Cuando pedimos fotografías de los malagueños en la selección, la Federación lo incluye usted. Es uno de los nuestros. Muy a su pesar va a tener que dejar Málaga. ¿Cómo ha logrado esa conexión con la ciudad y la provincia?

–Obviamente todo comenzó con los resultados positivos de esos cinco años en el Unicaja, pero, por supuesto, eso no es todo. Ha sido el encontrarme de maravilla con la gente, en una tierra en la que decidí que aquí la familia tenía que echar raíces. El comienzo de carrera de mi hijo, por qué no... Muchos factores que crean una vinculación de cariño. Siempre volveré, siempre estaré ahí. Lo primero que quiero saber siempre es qué pasa en Málaga, Marbella... Es mi ciudad, mi tierra. Hay muchas cosas que me vinculan familiarmente y eso no cambiará. No hay ninguna posibilidad de que cambie en el futuro.

«Convive con apellidos que abultan, y eso le habrá complicado las cosas, no es fácil. Es exigente en la cancha y en los estudios» su hijo

Ha mencionado a su hijo. Esta semana debutó con el Unicaja.

–No suele contar mucho. En casa no se habla de baloncesto, de NBA, de la selección, pero no de su baloncesto. Es muy celoso de lo suyo. Es una esfera que cultiva él sólo. Hay que arroparlo logísticamente, pero no con consejos. Eso no va mucho con él. Está bien porque desde que empezó tuvo que convivir con apellidos que abultan y eso no es fácil. Eso le habrá complicado las cosas. Es un niño sensible y se pone un exceso de presión. Es una persona exigente en los estudios y la cancha, pero lo lleva bien. Ha tirado por su camino y sabe que sus apellidos le han perjudicado porque no es la mima atmósfera que tiene cualquier niño. Si el percibe que yo me puedo meter un milímetro en lo suyo, ya se mosquea. Al final yo soy un padre y me interesa cuidar la relación que tengo con él como padre que como entrenador.

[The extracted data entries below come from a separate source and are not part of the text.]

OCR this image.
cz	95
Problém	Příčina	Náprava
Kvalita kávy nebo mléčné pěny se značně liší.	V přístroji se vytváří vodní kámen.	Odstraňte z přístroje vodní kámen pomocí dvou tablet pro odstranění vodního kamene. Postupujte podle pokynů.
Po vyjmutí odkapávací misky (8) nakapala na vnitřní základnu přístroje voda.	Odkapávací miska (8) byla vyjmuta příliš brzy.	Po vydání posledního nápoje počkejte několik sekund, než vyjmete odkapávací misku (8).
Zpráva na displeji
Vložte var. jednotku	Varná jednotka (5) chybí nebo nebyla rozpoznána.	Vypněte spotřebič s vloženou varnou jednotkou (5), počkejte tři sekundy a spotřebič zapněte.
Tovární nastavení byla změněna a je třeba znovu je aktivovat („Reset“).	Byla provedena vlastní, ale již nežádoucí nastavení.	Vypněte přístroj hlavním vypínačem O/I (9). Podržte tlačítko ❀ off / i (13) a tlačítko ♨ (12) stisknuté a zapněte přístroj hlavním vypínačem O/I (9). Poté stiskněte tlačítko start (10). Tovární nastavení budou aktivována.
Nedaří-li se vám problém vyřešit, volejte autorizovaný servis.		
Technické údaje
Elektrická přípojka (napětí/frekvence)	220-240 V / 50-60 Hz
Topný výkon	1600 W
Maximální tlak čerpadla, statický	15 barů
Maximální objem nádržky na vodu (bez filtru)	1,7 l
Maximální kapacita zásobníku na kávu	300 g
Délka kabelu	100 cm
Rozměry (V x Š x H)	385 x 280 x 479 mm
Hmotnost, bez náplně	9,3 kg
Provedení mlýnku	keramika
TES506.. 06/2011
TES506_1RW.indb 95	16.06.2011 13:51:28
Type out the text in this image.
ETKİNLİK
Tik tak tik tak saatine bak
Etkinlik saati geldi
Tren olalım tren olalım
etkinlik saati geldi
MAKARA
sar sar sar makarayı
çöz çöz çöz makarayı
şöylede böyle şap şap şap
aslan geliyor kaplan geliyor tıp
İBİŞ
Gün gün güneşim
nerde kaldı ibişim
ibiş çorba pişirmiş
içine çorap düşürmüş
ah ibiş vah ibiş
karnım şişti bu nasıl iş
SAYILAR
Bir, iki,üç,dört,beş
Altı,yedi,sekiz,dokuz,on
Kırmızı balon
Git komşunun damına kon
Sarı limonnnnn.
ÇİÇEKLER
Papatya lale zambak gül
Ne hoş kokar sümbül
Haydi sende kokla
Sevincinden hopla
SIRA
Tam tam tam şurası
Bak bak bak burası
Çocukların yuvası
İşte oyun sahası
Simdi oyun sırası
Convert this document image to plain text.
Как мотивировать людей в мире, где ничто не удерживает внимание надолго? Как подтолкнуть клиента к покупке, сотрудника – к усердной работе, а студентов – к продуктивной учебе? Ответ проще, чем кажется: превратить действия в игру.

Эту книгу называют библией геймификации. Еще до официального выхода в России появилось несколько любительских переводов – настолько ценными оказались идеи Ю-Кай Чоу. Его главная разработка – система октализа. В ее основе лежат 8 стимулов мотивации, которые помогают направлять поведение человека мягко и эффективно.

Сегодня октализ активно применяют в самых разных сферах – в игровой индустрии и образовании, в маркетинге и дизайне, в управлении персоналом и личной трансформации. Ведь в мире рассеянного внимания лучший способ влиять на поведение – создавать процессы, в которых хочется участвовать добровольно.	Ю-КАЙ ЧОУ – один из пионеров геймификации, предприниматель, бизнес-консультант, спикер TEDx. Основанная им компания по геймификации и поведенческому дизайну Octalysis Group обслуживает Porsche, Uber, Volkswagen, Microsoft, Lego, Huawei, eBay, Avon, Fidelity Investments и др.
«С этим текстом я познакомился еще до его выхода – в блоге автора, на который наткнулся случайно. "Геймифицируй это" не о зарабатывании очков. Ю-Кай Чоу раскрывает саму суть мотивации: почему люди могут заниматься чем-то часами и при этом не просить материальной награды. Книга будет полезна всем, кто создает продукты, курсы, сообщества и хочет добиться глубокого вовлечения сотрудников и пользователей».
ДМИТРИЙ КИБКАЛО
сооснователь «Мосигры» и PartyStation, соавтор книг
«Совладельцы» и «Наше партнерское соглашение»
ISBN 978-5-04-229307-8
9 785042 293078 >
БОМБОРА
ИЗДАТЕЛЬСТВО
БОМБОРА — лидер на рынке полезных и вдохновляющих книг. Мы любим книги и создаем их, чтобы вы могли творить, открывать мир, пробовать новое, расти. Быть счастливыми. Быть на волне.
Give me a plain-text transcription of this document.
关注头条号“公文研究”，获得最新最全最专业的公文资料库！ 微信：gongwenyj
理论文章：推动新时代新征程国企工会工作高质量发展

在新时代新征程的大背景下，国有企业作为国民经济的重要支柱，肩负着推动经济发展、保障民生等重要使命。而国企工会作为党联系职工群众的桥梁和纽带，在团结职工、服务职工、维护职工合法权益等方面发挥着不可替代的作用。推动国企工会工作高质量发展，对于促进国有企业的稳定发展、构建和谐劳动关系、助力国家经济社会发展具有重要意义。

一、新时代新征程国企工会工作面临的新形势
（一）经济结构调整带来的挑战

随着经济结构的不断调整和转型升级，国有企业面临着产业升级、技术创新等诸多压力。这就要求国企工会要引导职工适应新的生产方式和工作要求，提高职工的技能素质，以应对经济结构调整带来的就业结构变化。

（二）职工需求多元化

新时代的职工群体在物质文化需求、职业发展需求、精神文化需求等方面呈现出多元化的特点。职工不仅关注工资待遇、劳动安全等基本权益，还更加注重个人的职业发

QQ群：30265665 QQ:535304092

Le pregunto de forma obligatoria por el Unicaja. Después de sus cinco años en Málaga, se vivió una complicada transición. ¿Hay alguna similitud con lo que ahora puede vivir el club tras la salida de Plaza?

–No he visto jugar al Unicaja en esta pretemporada y es complicado emitir un juicio, ni debo hacerlo. Es un acierto haber fichado a Luis Casimiro porque es un entrenador de talento y experiencia. Hay también algún buen jugador y alguna apuesta interesante como la de Lessort, que puede ser un jugador importante si madura, como la de Wiltjer también. Es decir, hay apuestas que un club del potencial económico del Unicaja tiene que hacer. Las apuestas seguras pertenecen a los más ricos. Si esas apuestas que ha hecho salen bien, puede salir un bonito resultado. No me atrevo a más porque hay que esperar al menos dos o tres meses de competición y entrenamiento para ser creíble.